Meru residents raid chief's home over Covid-19 stipend

Hundreds of Antu Ambui Location residents in Igembe North who raided the home of their area chief on May 13, 2020. PHOTO | CHARLES WANYORO | NATION MEDIA GROUP

What you need to know:

  • They destroyed the fence and slashed some miraa bushes before being repulsed by police.
  • Police were forced to fire in the air several times but members of public kept approaching.
  • It took the intervention of local GSU officers based as Kinisa to quell the riots.

Hundreds of residents of Antu Ambui Location, Igembe North in Meru County raided the home of their area chief on grounds that he was biased when deciding who would receive a State stipend meant to cushion the most vulnerable from effects of Covid-19.

The demonstrators marched to the miraa farm belonging to chief Gerald Kithia on Wednesday afternoon.

They destroyed the fence and slashed some miraa bushes before being repulsed by police.

Some of his neighbours struggled to fight off hundreds of locals before police from Laare police station arrived to provide security.

However, the officers were outnumbered and could not match the demonstrators, many of whom carried rocks, sticks and the machetes.

A cameraman films the damaged gate of a miraa farm belonging to the chief. PHOTO | CHARLES WANYORO | NATION MEDIA GROUP

Police were forced to fire in the air several times but members of public kept approaching, saying they were entitled to the money and knew that the government would not shoot them.

It took the intervention of GSU officers based as Kinisa to quell the riots that took about three hours.

DESTRUCTION

By the time the fracas was over, a section of demonstrators had damaged the gate to Mr Kithia's miraa farm, stole the poles and destroyed some bushes, as well as harvesting the mature ones.

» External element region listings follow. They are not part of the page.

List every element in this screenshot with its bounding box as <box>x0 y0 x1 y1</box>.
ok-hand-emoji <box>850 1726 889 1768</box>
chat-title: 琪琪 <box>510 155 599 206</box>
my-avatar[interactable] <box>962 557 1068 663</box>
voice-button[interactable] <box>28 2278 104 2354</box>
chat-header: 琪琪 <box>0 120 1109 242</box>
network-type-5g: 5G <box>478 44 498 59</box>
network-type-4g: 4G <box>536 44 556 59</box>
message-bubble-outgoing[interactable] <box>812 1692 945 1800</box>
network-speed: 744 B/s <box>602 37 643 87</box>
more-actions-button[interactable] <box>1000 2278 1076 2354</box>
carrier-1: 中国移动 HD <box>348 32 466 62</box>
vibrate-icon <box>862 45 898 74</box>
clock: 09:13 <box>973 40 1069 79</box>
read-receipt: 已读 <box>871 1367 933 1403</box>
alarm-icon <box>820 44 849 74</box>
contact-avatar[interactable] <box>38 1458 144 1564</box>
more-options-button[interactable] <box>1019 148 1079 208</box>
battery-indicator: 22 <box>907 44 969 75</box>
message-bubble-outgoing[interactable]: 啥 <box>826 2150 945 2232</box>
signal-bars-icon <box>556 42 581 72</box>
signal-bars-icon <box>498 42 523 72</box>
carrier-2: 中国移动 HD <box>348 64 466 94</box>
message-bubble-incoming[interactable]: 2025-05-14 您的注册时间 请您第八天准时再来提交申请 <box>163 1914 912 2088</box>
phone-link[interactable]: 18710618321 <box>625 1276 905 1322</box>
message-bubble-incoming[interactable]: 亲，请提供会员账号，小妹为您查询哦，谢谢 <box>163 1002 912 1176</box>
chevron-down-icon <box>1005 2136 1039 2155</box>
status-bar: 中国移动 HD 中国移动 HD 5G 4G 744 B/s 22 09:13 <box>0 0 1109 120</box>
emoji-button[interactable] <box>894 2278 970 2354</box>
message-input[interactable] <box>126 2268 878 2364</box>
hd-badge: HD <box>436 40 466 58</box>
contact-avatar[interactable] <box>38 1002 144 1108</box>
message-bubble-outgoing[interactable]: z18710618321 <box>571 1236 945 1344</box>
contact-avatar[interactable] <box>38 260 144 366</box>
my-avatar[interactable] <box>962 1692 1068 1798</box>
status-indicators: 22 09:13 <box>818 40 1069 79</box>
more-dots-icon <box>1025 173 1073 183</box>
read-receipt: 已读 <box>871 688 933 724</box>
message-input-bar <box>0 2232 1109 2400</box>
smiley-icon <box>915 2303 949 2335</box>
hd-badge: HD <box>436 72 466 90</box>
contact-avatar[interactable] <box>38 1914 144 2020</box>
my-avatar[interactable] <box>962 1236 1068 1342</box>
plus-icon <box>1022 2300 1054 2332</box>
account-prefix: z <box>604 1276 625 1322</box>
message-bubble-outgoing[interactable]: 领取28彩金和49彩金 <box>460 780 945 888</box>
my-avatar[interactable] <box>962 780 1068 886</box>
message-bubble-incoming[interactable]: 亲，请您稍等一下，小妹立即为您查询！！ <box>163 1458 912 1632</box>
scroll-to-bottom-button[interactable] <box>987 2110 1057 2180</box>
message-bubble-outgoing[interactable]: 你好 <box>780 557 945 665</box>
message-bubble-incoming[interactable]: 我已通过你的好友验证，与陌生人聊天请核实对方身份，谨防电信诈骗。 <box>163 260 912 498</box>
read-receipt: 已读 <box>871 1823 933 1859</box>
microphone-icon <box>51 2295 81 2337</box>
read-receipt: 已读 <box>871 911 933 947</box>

Mr Kithia said word had gone out that residents of nearby Ntunene Location had twice received the Covid-19 money yet those in his location had not got any.

“My farm borders Ntunene so people pass by here when going to withdraw the money and they incite my people saying they have an ineffective chief. If it were not for police, my house would have been razed and I would have probably been killed,” said Mr Kithia.

One of the demonstrators, Ms Lucy Nchooro, said people from the neighbouring Location kept taunting them that that they would not get the money.

However, the chief said he had done his duty by forwarding names of the most needy and vulnerable as asked by the national government, but that money had not yet been released.

Assistant chief Ronano Muchiri said they were shocked to see the huge crowd that was chanting slogans, approach the home seeking to set it on fire.

INCITEMENT CLAIMS

However, upon interviewing the people, he said they learnt that they had been incited into holding the demos.

“There are some people who told us that they were called and told to go and riot at the home of the chief. The way they came here, they were arranged and pushed to come here. If it was about the money, they would have gone to the office. This issue is about incitement, we don’t store money in the office,” he said.

He said chiefs were currently in fear citing intimidation they constantly received from residents.

“We have given back the government motor bikes so that they are not razed. For the whole of this week, we have not been working,” he said.

This is not the first such incident in the region. Just last week, motorbikes belonging to two chiefs were razed down over claims that they had listed undeserving people to receive the money.